The Smallshaw Name Identification Number
One possibility advanced has been the Smallshaw Name Identification Number, devised by the late Ronal Smallshaw. Its aim is simplicity of method. The GRO (England and Wales) birth registrations are summed for 1870 and 1970, then averaged. The leading county is noted. Thus:
Smallshaw 8 Lancashire
(Source: Smallshaw, Ronald, Smallshaw Name Identification Number, in the Journal of One-Name Studies Vol 5, pp 12-13, 80-81, 123-124, 244-245, 354-355; Vol.6, 20-22, 63-64, 186.)
The Smallshaw number has been criticised for producing misleading results in the case of rare names, or names that migrated to England, whilst still having a formidable presence in Scotland, say. The single year 1870 might not be statistically representative for a name, either, and that a 10 year run (1860-69 and 1970-79) would be more accurate. A simple appendix denoting the area and year range might help? Smallshaw 8 Lancashire (10EWS)

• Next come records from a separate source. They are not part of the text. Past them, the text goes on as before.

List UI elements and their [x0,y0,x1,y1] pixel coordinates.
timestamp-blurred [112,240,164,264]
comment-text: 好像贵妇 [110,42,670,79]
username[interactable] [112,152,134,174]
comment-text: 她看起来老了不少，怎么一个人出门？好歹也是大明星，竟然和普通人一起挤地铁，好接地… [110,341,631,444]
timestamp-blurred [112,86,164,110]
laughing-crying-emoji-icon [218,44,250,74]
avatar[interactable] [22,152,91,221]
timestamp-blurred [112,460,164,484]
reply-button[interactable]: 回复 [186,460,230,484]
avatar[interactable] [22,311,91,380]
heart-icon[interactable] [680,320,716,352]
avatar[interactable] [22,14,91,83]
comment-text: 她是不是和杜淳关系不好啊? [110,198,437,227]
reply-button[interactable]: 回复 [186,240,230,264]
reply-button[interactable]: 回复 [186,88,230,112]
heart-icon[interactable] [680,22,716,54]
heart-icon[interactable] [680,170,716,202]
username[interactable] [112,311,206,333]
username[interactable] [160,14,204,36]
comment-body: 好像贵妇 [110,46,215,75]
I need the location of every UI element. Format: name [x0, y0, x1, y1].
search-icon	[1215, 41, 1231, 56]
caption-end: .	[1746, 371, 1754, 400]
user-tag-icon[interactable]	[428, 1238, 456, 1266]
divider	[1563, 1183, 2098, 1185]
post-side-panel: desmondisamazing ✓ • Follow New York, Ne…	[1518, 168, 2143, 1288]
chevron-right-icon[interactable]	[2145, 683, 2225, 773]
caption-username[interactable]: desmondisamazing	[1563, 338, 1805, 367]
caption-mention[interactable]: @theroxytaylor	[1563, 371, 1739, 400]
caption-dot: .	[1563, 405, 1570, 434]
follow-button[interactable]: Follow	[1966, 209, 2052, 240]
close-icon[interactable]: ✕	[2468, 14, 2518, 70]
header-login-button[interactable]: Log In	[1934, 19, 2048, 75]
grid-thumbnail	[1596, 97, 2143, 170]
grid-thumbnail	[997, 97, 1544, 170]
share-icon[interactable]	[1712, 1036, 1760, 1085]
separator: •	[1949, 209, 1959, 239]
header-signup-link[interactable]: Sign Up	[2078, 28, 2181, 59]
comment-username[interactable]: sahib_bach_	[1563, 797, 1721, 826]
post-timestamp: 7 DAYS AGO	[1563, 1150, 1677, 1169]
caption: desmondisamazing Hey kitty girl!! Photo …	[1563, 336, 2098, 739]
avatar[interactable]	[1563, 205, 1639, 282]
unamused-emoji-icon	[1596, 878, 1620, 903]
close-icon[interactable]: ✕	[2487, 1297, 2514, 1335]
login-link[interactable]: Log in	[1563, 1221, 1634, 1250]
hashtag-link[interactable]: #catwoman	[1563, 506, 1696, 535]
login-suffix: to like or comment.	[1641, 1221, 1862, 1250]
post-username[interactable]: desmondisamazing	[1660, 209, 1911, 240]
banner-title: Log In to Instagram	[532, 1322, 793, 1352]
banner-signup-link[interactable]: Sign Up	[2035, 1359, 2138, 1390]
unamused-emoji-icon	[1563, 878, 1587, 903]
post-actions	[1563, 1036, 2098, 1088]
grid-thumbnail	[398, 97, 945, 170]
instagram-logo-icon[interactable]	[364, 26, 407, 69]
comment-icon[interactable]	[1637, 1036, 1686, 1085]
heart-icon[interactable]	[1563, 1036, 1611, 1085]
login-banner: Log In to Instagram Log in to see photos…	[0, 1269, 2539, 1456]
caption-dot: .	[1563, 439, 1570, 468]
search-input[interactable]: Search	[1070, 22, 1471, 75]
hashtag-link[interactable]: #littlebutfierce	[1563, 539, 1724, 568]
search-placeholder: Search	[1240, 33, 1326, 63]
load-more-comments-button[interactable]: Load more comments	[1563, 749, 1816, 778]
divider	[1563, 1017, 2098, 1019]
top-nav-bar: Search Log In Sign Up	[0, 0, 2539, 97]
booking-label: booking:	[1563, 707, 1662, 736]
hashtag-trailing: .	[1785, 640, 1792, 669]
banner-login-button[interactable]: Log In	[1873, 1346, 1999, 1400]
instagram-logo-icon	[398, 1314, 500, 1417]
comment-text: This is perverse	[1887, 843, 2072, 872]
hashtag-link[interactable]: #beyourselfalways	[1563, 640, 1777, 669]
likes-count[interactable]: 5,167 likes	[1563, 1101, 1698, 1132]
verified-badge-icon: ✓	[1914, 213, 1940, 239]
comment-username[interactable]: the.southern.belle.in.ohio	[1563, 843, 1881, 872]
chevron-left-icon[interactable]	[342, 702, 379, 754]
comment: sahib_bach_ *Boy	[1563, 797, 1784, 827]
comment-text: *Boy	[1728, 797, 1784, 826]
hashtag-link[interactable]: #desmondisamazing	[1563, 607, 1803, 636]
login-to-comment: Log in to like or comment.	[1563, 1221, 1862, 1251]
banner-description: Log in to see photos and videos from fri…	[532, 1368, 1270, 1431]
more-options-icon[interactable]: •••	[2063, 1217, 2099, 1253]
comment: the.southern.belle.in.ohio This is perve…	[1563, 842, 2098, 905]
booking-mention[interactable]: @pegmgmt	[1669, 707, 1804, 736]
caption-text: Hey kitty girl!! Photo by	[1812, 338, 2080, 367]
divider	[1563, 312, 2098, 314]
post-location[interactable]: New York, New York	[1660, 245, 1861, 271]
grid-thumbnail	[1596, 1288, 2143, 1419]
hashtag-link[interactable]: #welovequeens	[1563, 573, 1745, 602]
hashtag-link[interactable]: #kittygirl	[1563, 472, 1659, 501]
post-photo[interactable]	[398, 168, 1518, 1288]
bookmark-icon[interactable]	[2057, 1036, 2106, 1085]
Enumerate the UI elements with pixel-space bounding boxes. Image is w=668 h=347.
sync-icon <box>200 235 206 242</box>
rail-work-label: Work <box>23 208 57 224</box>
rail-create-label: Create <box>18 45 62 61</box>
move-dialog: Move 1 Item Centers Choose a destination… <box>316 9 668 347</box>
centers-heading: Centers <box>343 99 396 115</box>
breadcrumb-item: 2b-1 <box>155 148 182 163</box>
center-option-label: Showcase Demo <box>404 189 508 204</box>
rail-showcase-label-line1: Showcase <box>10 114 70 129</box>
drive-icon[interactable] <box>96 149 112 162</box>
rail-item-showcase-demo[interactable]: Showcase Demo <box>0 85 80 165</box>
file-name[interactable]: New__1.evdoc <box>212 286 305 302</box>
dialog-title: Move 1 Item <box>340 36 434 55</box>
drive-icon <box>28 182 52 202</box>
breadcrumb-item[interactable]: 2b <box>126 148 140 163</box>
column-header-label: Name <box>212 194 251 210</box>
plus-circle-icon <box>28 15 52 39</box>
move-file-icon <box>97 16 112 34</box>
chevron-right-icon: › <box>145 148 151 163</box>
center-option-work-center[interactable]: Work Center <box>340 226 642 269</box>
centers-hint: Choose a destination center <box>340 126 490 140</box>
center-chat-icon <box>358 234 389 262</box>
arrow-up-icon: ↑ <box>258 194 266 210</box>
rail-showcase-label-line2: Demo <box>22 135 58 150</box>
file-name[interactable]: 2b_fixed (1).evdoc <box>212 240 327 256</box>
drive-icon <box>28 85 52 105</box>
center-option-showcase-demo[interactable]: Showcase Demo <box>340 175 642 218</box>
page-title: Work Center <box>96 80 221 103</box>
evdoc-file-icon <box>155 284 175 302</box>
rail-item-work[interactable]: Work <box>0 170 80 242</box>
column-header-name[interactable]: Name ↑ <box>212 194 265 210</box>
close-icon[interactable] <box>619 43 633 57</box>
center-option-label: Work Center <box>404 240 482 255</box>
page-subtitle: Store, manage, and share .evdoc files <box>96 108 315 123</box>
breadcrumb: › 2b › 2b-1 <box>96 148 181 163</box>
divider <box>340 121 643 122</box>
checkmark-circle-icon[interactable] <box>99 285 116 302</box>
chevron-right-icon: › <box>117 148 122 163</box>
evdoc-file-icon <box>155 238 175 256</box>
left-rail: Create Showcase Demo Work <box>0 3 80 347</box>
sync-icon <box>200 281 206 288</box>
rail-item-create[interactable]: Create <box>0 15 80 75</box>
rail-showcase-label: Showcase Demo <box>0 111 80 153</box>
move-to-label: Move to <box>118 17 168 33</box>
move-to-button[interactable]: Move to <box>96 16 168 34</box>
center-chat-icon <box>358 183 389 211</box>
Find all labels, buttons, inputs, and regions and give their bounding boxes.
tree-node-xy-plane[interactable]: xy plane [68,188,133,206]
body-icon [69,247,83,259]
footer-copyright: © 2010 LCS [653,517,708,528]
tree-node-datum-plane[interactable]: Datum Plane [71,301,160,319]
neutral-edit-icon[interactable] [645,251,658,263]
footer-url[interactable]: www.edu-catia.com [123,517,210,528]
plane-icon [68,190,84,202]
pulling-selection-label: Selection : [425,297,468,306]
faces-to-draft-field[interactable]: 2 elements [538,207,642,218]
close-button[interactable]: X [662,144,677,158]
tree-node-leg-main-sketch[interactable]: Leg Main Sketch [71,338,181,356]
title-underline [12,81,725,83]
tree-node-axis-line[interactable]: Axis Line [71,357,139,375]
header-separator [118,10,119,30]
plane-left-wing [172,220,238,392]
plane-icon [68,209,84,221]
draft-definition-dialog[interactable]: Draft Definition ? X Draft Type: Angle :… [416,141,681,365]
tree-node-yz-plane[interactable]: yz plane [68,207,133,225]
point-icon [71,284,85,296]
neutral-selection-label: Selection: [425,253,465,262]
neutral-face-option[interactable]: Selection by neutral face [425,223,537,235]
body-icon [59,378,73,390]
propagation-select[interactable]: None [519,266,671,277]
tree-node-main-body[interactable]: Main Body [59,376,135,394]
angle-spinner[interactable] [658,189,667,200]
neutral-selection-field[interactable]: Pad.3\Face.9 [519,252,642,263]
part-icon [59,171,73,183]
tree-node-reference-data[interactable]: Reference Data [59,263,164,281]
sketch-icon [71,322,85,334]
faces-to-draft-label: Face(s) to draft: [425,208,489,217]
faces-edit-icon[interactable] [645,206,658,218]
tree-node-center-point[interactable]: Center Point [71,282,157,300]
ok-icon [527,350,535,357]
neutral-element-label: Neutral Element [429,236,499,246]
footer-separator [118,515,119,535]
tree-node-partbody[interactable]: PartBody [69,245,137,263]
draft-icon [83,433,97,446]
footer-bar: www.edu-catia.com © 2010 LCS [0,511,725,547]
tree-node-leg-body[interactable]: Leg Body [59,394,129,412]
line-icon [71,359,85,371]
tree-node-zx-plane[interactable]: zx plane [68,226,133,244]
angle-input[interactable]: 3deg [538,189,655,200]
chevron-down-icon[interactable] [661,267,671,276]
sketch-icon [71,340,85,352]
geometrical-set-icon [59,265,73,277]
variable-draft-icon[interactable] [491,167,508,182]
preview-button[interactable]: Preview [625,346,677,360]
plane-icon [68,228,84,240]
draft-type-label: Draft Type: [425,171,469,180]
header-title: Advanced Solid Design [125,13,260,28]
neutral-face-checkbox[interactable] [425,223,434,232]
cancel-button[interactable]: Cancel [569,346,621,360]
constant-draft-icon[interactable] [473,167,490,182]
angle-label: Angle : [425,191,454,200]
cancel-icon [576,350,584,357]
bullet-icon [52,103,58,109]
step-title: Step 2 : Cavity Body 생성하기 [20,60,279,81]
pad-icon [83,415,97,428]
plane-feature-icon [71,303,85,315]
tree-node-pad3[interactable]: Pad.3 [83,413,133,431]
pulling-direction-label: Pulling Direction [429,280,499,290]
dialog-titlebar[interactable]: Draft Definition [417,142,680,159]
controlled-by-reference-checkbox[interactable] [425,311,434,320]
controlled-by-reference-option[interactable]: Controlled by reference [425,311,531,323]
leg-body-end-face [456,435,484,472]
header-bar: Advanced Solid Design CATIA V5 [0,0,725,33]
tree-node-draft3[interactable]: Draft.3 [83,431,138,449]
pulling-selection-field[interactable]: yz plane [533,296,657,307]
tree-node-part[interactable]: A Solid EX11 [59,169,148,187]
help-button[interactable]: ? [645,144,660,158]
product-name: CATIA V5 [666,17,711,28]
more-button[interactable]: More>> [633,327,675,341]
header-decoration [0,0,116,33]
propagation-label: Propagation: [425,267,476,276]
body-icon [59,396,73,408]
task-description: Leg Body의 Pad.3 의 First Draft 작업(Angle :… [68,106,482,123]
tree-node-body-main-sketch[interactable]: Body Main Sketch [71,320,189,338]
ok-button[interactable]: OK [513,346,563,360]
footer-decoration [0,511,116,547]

Another possibility is a visual representation. Lasker surveyed all the General Record Office (England and Wales) marriage entries in the March 1975 quarter, and created a pair of graph showing, for for each of one hundred common surnames, the distribution in a West-East and a South-North axis. The following is the Jones pair:
The graphs vividly depict the predominance in Wales and the Midlands, and the relatively low occurrence of the name Jones in the north of England. Presumably this technique could be extended to include Scotland as well.
How the data behind the graphs was actually formulated is not covered in as much step-by-step detail as I would like:
"The graphs depict for each surname, the probabilities of local excesses or deficiencies in frequency from west to east and from south to north. The number of occurrences of each surname expected in each district if all surnames had a uniform geographic distribution was subtracted from the observed number of occurrences and a measure of the probability of each deviation occurring by chance was recorded. The west-east and south-north distributions of these values were fitted by the curves..The degree of departure of points on these curves from zero is thus an indication of the probability of increased (or decreased) frequency of the surname at the longitude or latitude at the number of kilometres east (left-hand diagram) or north (right hand diagram) of the Ordnance reference point."
(Source: G.W Lasker (1985) Surnames and genetic structure.)
One-namers habitually collect all the GRO references to their 'name'. Is there any way a data template could be programmed for the automatic creation of graphs such as the above? The Smallshaw Number is suited to localised surnames, the Lasker graphs to distributed surnames. Would the marriage of the two methods create an acceptable surname signature?